Just when everybody was getting impatient to see what was becoming of the latest Office (code named Office 15), Microsoft decided to release the app suite for an official Public Preview. Called Office 2013, we first caught glimpses of it during a presentation that showed how Excel would look running on an ARM tablet. And a few quick snaps was all the information we had up until now. Office 2013 became available on Monday and we have gone hands on with the entire suite.
Microsoft has worked hard to make Windows RT a good case for replacing laptops and tablets and Office 2013’s touch abilities will go a long way in to making that claim more solid and appealing to the working masses. Office 2013 is really tablet and touch friendly.
And if you didn’t anticipate it — it is all about cloud integration from this version onwards. Cloud syncing, sharing and syncing of all custom preferences and sharing. SkyDrive naturally is at the fore front here, as all the syncing and sharing is done via the proprietary cloud from Microsoft just like the rest of Windows 8.
Click here to read original Office 2013 review.
If you have worked on any of the latest versions of Office, you will be comfortable working on Office 2013. The interface has remained quite the same, with the ribbon UI intact and well. It is hidden by default but then you can change that whenever you want.

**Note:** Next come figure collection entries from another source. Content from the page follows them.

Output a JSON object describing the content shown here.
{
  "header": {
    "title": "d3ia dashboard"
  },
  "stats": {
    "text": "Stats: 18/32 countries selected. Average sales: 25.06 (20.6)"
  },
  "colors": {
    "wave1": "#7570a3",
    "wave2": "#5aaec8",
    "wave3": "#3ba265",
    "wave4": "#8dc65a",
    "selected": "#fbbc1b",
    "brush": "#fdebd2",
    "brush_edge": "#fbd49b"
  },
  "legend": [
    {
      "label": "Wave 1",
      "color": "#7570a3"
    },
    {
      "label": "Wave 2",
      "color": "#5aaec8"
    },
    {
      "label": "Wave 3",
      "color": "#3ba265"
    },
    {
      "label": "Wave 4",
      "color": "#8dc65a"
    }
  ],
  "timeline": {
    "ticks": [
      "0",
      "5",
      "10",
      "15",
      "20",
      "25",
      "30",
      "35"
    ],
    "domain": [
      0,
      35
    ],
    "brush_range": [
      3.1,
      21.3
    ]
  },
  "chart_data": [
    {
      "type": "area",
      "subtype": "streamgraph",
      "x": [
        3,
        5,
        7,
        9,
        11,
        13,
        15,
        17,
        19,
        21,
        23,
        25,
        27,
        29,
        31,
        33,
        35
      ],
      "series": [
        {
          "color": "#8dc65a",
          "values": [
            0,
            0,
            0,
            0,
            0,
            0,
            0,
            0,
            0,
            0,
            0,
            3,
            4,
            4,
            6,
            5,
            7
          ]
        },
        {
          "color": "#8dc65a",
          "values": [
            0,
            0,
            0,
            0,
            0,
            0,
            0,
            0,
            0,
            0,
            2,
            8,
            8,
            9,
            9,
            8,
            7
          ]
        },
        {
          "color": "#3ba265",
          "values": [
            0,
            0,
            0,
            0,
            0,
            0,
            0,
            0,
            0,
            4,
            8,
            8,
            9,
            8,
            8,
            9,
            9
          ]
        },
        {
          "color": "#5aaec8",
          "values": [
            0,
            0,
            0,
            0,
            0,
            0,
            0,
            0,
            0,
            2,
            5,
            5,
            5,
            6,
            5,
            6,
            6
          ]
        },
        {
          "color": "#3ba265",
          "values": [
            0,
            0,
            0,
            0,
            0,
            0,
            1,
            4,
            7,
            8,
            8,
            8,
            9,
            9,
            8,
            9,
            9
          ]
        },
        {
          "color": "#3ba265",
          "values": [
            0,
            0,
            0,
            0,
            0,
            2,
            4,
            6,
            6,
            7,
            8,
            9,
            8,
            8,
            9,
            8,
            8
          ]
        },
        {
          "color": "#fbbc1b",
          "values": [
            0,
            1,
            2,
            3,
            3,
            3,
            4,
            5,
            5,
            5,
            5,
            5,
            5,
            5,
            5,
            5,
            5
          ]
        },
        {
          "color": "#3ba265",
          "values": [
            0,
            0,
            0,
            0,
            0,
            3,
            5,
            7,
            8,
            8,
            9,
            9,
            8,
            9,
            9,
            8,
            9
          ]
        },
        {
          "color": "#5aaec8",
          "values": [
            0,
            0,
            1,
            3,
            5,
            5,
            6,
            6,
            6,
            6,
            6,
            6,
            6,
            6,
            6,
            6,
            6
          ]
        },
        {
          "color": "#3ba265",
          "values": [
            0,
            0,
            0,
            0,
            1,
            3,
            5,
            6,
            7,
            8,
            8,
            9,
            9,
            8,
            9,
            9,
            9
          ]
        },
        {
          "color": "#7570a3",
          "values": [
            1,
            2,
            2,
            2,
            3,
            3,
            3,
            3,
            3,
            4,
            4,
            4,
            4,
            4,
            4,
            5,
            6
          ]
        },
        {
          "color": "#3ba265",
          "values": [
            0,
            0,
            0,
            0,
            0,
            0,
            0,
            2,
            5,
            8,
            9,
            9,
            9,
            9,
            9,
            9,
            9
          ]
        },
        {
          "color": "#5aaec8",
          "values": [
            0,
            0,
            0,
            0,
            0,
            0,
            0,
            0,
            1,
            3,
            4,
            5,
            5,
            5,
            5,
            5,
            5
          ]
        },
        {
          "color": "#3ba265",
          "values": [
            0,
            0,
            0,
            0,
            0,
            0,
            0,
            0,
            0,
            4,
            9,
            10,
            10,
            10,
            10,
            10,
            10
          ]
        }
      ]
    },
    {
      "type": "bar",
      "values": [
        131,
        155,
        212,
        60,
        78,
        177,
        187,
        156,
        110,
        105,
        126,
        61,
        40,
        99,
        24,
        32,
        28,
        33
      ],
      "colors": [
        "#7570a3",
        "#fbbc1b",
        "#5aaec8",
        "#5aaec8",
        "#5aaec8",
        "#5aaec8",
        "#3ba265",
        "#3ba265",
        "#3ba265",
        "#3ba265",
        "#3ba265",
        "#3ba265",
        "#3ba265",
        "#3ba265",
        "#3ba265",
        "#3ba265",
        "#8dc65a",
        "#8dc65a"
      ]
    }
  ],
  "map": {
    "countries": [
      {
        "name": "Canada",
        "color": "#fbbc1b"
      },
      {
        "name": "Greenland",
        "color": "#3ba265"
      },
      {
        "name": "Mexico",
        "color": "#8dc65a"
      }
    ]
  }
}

Office 2013 also displays your account name and photo wherever you are in the app. This serves the dual purpose of confirming that you are indeed logged in and syncing to your account and to show you that you are logged in to the right account or that you need to log in to your own account. Since it is all cloud based now, it is important that you sync everything to one single account.
Office 2013 is the same at first glance but then you can easily change it to become touch friendly by switching on the Touch Mode. There’s a button that looks like a circle with a dot in the middle, which can be found under the downward arrow on the upper left corner. This is the same control that toggles your hidden icons. Once you trigger touch mode, not much happens. Things just space out a bit to make way for a finger driven control set up. The UI becomes somewhat flatter and menus especially so, just so that it is easier to navigate through. You will not see sudden bits of Metro appearing all over the UI. It prevents you from getting disoriented and helps you maintain your workflow even after transitioning in to Touch Mode.
Microsoft has been all about integrating things in to the cloud of late and Office 2013 is no different. Just like Windows 8, Office 2013 is completely plugged in to SkyDrive and the result is a fully connected suite of applications that are profile aware and are able to change in to the custom set up of the currently logged in user.
All your documents are stored on SkyDrive by default (you do still have local copies available). The integration is deeper than last time and all your changes and progress is synced in real time. A progress bar show you how much has been synced up. Surely there will be plug ins developed for a similar integration with DropBox and Google Drive at some point. But since your profile is synced to SkyDrive, it makes more sense to stick to the default. Especially if you are one of the lucky ones who got a free 25GB storage space (or you intend to buy space on SkyDrive).
Cloud syncing also paves way for better syncing. You can now go to the file menu and choose “Get Link” to share a copy of the document with someone or choose “Invite People” to start collaborating on the document. The others don’t have to have their own copies of Office 2013 because they will be able to use the web apps. You can also do the usual sharing by email or via social networks from within Office itself.
Office also works better at integrating online content in to your document. You can now directly log in to Facebook and Flickr and pull images from there. The apps now also support direct embedding of videos through HTML code, the likes of which are provided by YouTube and Vimeo when you want to embed videos somewhere. There’s also a Live Layout feature that adjust text and wraps it around your image, shape, chart, video, etc.
Cloud syncing also makes sure that you are carrying your custom settings, custom dictionaries and your documents with you wherever you are going. When you log in to the system, all your settings, custom dictionaries are there and your documents are in the exact state as you last left them. This means even your cursor will be in the same position as you had last left it. This is true for every Office app, so no more lost presentation or excel sheets because you got shut down halfway through your work. Saving happens automatically and in the background.
Microsoft’s Office 2013 is available only to the users of Windows 8 and Windows 7. The decision to exclude Windows Vista and Windows XP has got to a lot with the need to make users upgrade to the latest version so that they can have access to the latest features like full cloud integration. The general availability will be around October and will be available in retail packages unlike Windows 8.
Office 2013 is too large to get it all in to one single broad review, so will go deeper in to each application and review them individually. There are in fact some very important improvements in Excel that make life easier for users by making certain repetitive tasks simpler.
The latest Office is has no drastic change and that’s the best part. It has enough changes to make sure that your Office experience will change for better but it is still similar enough to smoothen out the transition and not make you feel alienated.